Nel cuore della Costiera, sotto l’incanto delle scogliere e degli hotel a cinque stelle, si celava un sistema di potere fatto di tangenti, appalti pilotati e una figura tanto pittoresca quanto inquietante: Raffaele Guida, noto come “Lello il sensitivo”. Ex cartomante, si presentava come vicesindaco di Sorrento, ma non per nomina ufficiale: “Mi sono autoinvestito astralmente”, avrebbe dichiarato, secondo quanto riportato dal giudice per le indagini preliminari.

Dietro questa autoproclamazione mistica si nascondeva ben altro: un sodalizio solido con l’ex sindaco Massimo Coppola, arrestato in flagranza lo scorso 21 maggio. Insieme avevano dato vita a quello che gli inquirenti definiscono “Sistema Sorrento”, un’organizzazione che, per anni, ha drogato il funzionamento della macchina amministrativa. Sedici persone sono finite sotto misura cautelare, tra cui imprenditori, funzionari pubblici e lo stesso Coppola, accusati a vario titolo di corruzione, peculato e turbativa d’asta.

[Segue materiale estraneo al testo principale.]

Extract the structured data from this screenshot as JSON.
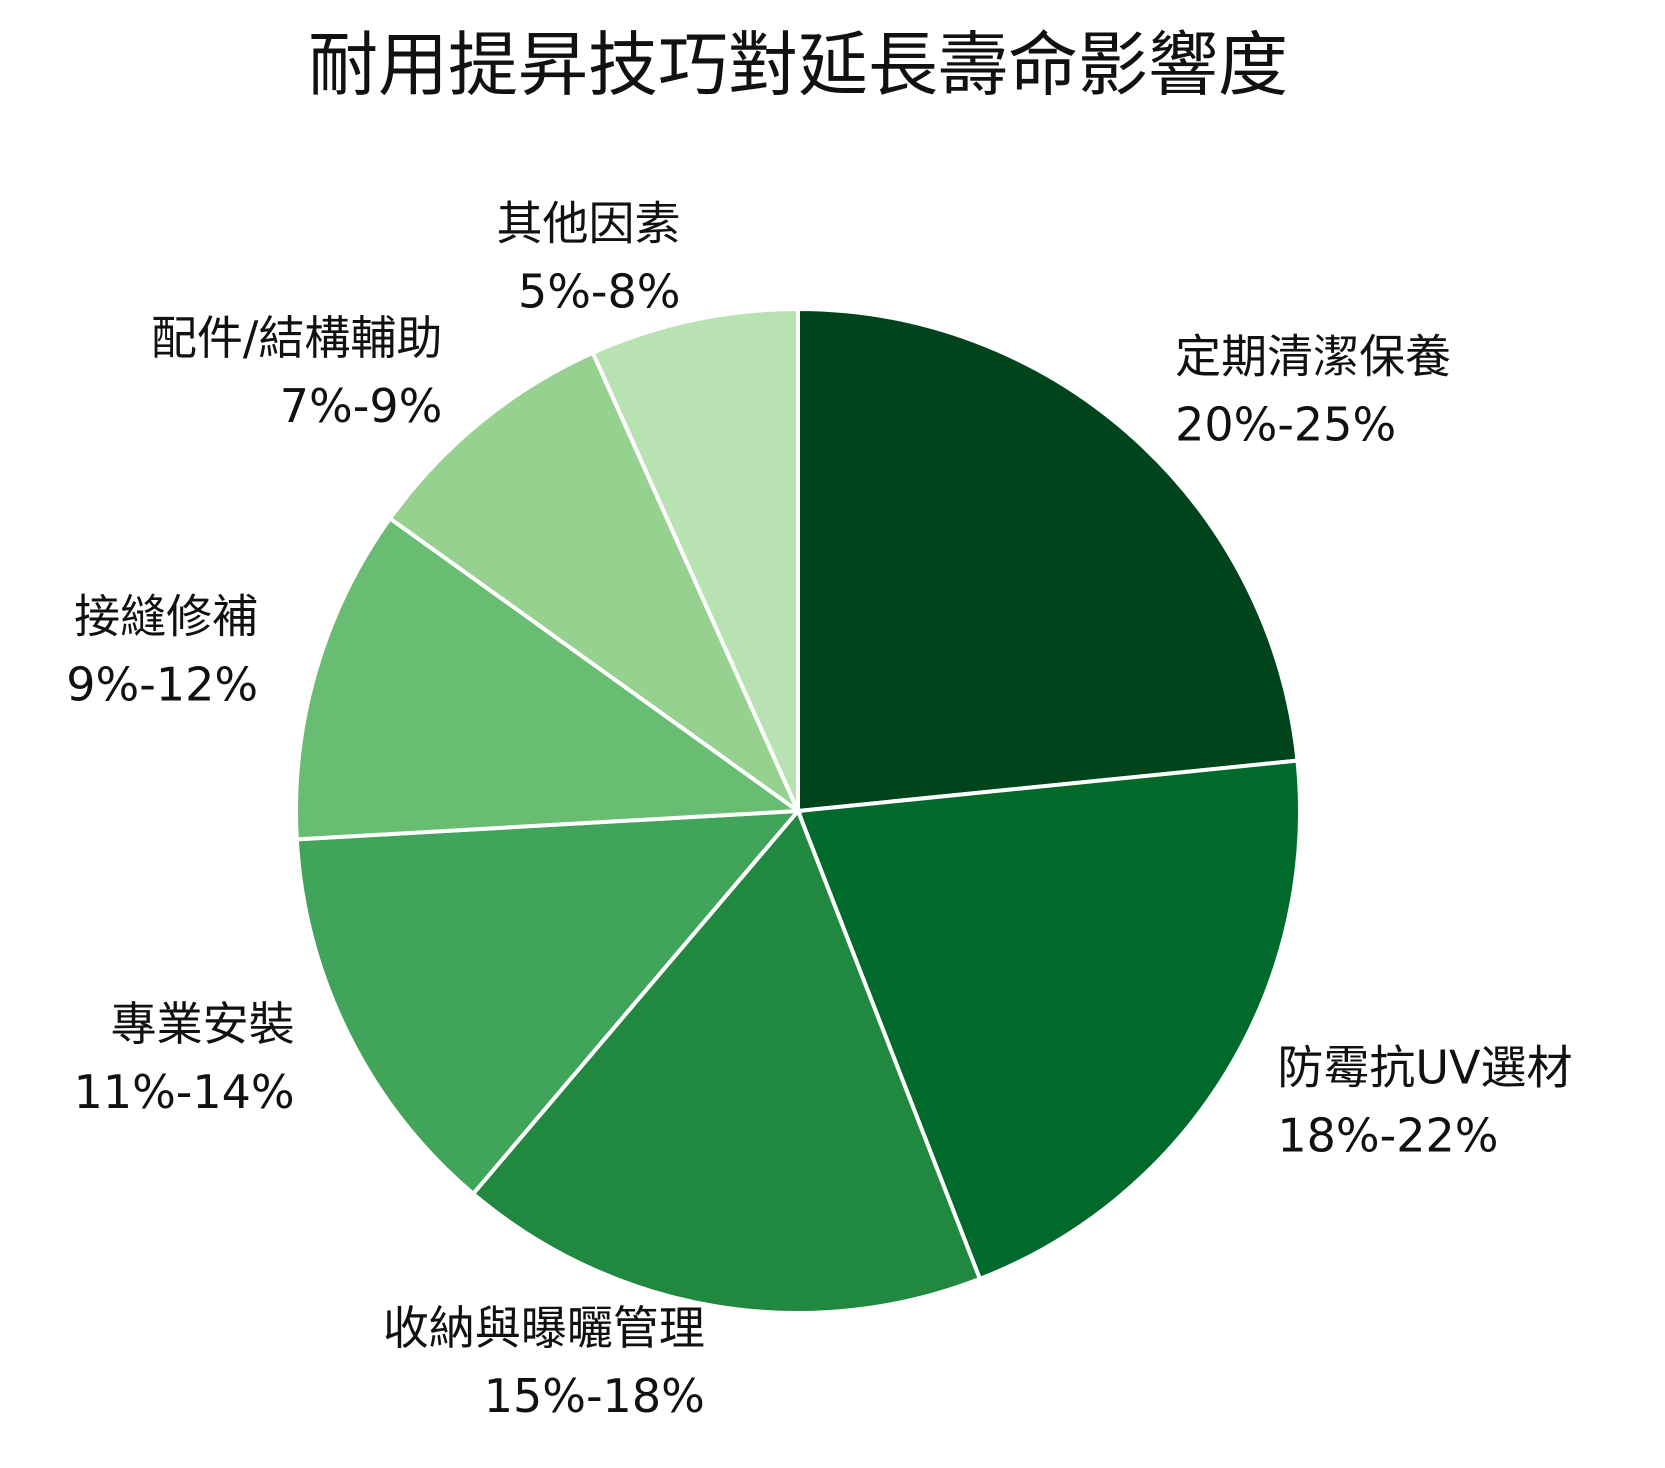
{
  "chart_data": {
    "type": "pie",
    "title": "耐用提昇技巧對延長壽命影響度",
    "categories": [
      "定期清潔保養",
      "防霉抗UV選材",
      "收納與曝曬管理",
      "專業安裝",
      "接縫修補",
      "配件/結構輔助",
      "其他因素"
    ],
    "values": [
      23.4,
      20.7,
      17.1,
      12.9,
      10.8,
      8.4,
      6.7
    ],
    "value_labels": [
      "20%-25%",
      "18%-22%",
      "15%-18%",
      "11%-14%",
      "9%-12%",
      "7%-9%",
      "5%-8%"
    ],
    "colors": [
      "#00441b",
      "#006a2c",
      "#21883f",
      "#40a45a",
      "#69bd72",
      "#96d18f",
      "#b8e2b2"
    ]
  }
}
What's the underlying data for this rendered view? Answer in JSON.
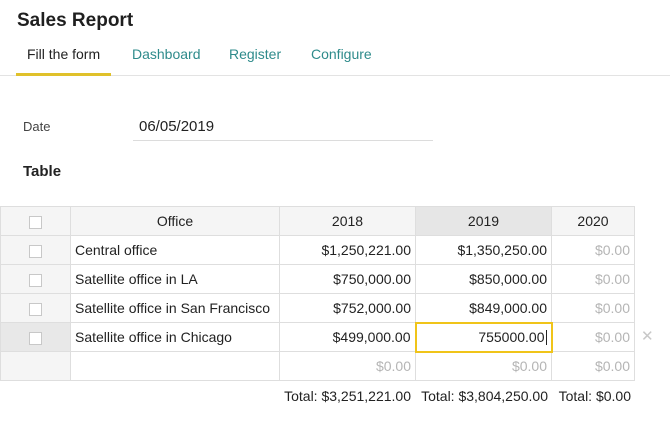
{
  "app": {
    "title": "Sales Report"
  },
  "tabs": [
    {
      "label": "Fill the form"
    },
    {
      "label": "Dashboard"
    },
    {
      "label": "Register"
    },
    {
      "label": "Configure"
    }
  ],
  "form": {
    "date_label": "Date",
    "date_value": "06/05/2019"
  },
  "table": {
    "section_title": "Table",
    "columns": [
      "Office",
      "2018",
      "2019",
      "2020"
    ],
    "rows": [
      {
        "office": "Central office",
        "y2018": "$1,250,221.00",
        "y2019": "$1,350,250.00",
        "y2020": "$0.00"
      },
      {
        "office": "Satellite office in LA",
        "y2018": "$750,000.00",
        "y2019": "$850,000.00",
        "y2020": "$0.00"
      },
      {
        "office": "Satellite office in San Francisco",
        "y2018": "$752,000.00",
        "y2019": "$849,000.00",
        "y2020": "$0.00"
      },
      {
        "office": "Satellite office in Chicago",
        "y2018": "$499,000.00",
        "y2019": "755000.00",
        "y2020": "$0.00"
      },
      {
        "office": "",
        "y2018": "$0.00",
        "y2019": "$0.00",
        "y2020": "$0.00"
      }
    ],
    "totals": {
      "y2018": "Total: $3,251,221.00",
      "y2019": "Total: $3,804,250.00",
      "y2020": "Total: $0.00"
    },
    "remove_icon": "close-icon"
  },
  "colors": {
    "accent": "#e0c12a",
    "link": "#2e8b8b",
    "editing_border": "#f0c419"
  }
}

Il cuore del sistema era una “cassa nera” alimentata dalle tangenti sugli appalti comunali, anche quelli finanziati con fondi PNRR e FESR. Secondo gli investigatori, gli imprenditori versavano tra il 6% e il 10% del valore dell’appalto. E a gestire quei flussi di denaro, manco a dirlo, era proprio Guida. Intercettato mentre parlava al telefono con Coppola — utilizzando “canarini”, telefoni con SIM intestate a migranti per eludere le indagini — si autodefiniva “fratello” del sindaco, pronto a interloquire con imprese e a orientare le scelte politiche del Comune.

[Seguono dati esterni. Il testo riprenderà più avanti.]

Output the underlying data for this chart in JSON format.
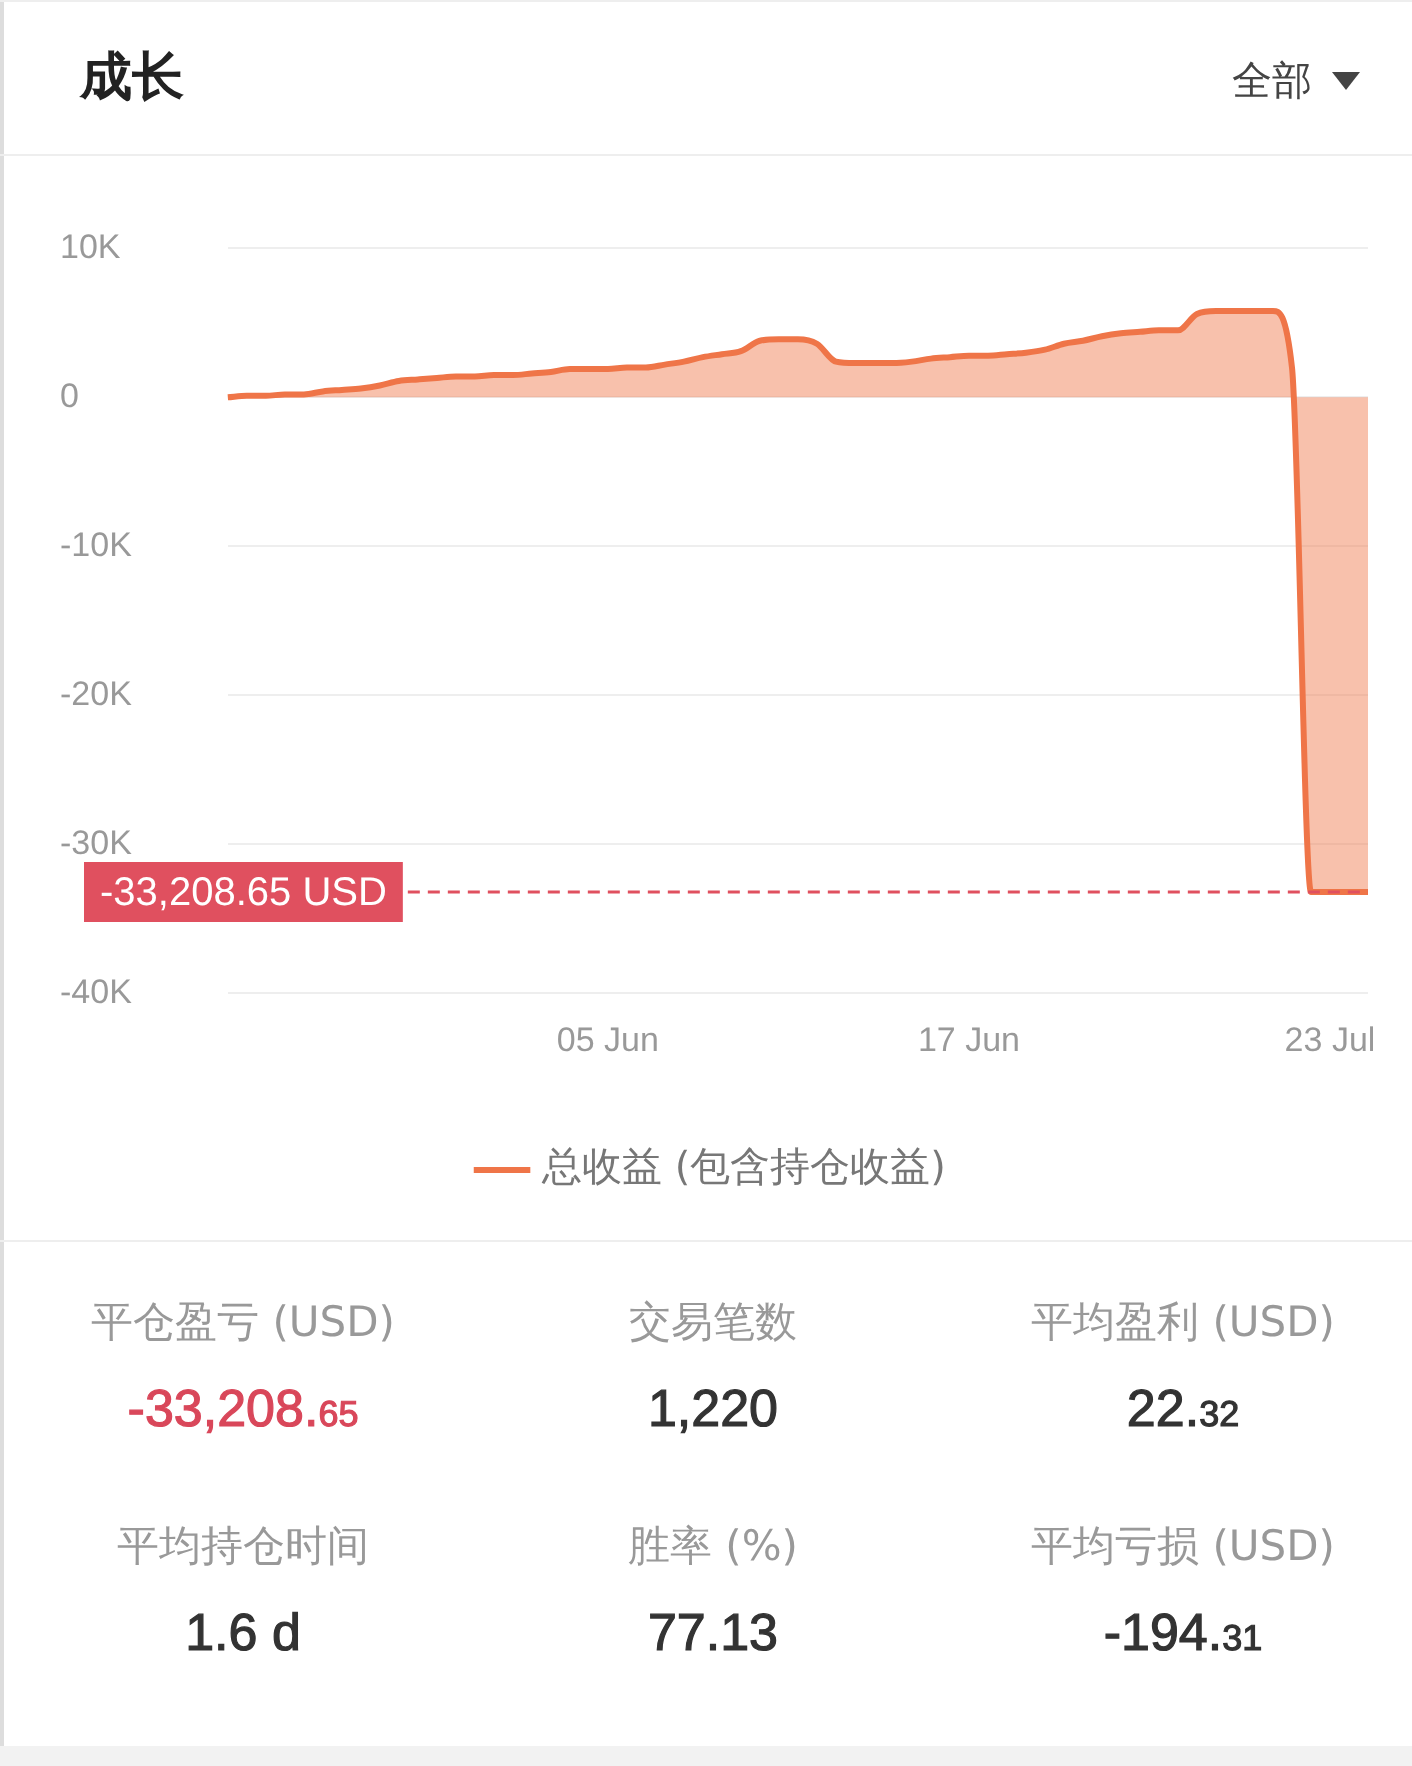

Tra gli elementi più drammatici emersi dall’inchiesta, uno su tutti ha colpito gli inquirenti: un imprenditore, vessato dalle continue richieste di tangenti, si è presentato in Procura manifestando intenti suicidi. Nonostante avesse già pagato ed ottenuto appalti, la pressione era diventata insostenibile. Da lì, la collaborazione con gli investigatori e l’operazione che ha smascherato l’intero sistema.

Il quadro tracciato dal procuratore di Torre Annunziata, Nunzio Fragliasso, è netto: “Coppola aveva di fatto delegato la gestione della cosa pubblica a un soggetto totalmente estraneo all’amministrazione e di dubbia personalità, come Guida, permettendogli di interferire in modo sistematico nelle scelte amministrative”.